Abstract
Purpose:
A drug and disease assessment model was used to evaluate the impact of different treatment regimens on intraocular ranibizumab and aflibercept concentration and free vascular endothelial growth factor (VEGF) proportion.
Methods:
A time-dependent mathematical model using Wolfram Mathematica software was developed on the 12-month data from PIER, MONT BLANC, CATT, VIEW. Pharmacokinetic and affinity data for ranibizumab and aflibercept were obtained from published reports. Two alternative regimens with bimonthly ranibizumab and quarterly aflibercept were simulated.
Results:
The mathematical model showed good correlation between clinical trial data and intraocular VEGF proportion. In the fixed monthly 0.5 mg ranibizumab regimen that has been evaluated in MARINA, ANCHOR and CATT trials highest free VEGF levels stay below 1/100,000 of total VEGF. Following the quarterly administration of 0.5 mg ranibizumab (PIER study), highest free VEGF levels reach the 60% of total VEGF. In the individualized regimen studied in the MONT BLANC trial free VEGF proportion reaches 100% during the maintenance phase.
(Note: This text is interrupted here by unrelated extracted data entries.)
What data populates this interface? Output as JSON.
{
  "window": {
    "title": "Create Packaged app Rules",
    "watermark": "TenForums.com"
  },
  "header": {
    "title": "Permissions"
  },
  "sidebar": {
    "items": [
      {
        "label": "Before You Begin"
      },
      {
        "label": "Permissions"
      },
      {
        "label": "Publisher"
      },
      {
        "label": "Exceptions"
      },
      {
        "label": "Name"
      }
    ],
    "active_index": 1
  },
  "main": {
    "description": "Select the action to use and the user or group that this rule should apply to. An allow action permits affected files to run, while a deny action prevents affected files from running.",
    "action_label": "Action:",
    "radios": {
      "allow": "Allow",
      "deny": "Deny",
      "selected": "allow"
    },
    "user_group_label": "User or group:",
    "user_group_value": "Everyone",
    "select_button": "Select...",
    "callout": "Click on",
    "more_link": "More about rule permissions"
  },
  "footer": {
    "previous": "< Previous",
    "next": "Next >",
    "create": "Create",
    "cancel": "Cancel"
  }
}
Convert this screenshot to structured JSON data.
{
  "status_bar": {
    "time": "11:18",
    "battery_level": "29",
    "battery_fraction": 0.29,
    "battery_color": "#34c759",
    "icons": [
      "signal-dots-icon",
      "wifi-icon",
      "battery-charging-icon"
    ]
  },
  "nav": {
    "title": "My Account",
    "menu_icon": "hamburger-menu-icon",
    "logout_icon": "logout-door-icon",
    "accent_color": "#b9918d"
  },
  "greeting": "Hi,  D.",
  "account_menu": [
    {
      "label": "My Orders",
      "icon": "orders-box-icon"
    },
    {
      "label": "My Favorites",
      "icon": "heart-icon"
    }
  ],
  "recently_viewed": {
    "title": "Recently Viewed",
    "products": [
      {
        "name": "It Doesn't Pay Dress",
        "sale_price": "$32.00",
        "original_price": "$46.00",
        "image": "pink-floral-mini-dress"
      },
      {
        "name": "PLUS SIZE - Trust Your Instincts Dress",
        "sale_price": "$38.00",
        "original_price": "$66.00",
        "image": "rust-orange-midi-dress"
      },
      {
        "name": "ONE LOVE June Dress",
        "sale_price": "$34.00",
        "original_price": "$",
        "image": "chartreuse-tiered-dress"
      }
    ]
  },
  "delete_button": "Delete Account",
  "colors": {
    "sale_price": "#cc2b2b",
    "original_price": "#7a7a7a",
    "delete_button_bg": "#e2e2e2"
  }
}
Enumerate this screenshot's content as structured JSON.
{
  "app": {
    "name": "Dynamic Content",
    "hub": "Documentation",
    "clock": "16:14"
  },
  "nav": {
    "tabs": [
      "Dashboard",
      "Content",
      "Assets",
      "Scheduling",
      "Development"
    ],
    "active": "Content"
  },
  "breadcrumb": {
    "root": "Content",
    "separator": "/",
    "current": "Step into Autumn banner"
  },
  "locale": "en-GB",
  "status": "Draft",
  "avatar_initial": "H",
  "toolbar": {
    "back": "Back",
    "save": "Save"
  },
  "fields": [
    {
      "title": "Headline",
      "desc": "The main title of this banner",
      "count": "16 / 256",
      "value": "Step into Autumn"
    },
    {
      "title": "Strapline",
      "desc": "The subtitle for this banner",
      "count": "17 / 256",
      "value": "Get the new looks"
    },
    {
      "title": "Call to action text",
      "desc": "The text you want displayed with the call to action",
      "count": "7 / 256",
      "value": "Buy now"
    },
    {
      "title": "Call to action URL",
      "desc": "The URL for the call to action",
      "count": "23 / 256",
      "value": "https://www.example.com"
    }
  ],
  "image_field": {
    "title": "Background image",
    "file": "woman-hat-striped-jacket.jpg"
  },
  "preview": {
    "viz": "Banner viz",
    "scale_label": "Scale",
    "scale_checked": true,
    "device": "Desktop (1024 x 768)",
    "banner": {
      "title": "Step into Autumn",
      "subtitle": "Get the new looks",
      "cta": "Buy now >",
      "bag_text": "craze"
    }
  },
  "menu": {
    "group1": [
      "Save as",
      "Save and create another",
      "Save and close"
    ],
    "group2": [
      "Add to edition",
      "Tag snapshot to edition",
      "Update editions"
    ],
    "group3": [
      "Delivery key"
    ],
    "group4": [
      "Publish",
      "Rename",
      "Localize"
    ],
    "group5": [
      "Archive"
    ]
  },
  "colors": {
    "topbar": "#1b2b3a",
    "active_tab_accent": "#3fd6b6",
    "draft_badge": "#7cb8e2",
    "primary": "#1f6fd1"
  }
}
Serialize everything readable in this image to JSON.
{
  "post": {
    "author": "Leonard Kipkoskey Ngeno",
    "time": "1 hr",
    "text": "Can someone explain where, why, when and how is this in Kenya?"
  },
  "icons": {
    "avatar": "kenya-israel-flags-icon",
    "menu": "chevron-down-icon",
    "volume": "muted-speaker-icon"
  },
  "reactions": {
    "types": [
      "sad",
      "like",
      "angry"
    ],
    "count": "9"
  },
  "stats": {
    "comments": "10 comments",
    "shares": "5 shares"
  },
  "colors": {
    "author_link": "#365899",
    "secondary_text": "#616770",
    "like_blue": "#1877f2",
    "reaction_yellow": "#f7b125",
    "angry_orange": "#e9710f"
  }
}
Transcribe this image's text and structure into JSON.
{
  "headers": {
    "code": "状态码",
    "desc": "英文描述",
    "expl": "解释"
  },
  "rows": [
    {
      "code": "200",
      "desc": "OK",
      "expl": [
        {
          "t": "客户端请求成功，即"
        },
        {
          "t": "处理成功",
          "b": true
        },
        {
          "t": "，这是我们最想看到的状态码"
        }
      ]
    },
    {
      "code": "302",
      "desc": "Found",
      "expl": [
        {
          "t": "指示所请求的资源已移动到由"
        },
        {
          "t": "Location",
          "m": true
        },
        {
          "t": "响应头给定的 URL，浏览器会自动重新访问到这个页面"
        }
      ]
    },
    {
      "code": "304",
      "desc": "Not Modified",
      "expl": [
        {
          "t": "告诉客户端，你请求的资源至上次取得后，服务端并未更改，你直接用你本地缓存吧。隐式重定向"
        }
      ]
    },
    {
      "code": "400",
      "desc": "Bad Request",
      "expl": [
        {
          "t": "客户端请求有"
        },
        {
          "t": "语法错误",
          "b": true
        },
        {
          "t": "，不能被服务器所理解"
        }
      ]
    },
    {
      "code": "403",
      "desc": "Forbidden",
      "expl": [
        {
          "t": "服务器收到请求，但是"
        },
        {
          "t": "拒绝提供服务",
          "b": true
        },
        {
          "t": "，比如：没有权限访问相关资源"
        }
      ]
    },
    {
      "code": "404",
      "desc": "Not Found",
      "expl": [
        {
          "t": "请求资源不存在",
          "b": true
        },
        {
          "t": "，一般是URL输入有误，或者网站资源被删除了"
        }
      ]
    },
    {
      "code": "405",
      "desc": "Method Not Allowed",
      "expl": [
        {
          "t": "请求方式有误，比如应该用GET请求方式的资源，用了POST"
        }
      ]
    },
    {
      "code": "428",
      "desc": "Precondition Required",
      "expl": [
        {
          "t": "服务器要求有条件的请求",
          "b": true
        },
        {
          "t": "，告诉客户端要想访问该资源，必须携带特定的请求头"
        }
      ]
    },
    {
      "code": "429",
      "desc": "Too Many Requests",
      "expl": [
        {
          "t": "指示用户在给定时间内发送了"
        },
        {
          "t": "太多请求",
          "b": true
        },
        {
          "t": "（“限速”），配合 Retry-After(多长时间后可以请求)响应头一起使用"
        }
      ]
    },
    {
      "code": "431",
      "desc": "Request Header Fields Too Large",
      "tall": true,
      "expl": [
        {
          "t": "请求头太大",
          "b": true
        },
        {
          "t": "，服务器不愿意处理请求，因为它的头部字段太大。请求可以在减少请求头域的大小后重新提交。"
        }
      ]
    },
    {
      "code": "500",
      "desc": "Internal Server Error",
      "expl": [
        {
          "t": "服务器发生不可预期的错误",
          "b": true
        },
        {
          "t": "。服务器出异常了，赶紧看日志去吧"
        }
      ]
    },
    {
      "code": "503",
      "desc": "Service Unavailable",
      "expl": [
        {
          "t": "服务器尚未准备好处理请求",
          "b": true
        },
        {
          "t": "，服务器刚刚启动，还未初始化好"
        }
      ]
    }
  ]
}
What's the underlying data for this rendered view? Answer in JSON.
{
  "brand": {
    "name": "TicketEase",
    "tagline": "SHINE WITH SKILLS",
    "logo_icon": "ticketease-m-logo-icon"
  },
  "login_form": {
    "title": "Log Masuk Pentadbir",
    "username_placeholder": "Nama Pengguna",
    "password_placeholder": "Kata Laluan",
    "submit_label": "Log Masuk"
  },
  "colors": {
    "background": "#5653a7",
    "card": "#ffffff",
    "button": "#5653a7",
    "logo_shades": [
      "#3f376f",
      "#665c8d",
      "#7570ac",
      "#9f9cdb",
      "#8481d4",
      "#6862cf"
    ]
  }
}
The aggressive individualized regimen with 0.5 mg ranibizumab studied in the CATT trial with a simulated even distribution of injections maintains free VEGF levels constantly below 0.5% of total VEGF. Simulations of the two alternative regimens suggest that such treatment approaches maintain the free VEGF proportion under threshold levels. Free VEGF proportion remains stably below 0.5% and 0.1% with bimonthly ranibizumab and quarterly aflibercept respectively.
Conclusions:
Fixed bimonthly ranibizumab or quarterly aflibercept regimens may result in visual acuity improvement with reduced burden over treatment strategies applied in clinical trials.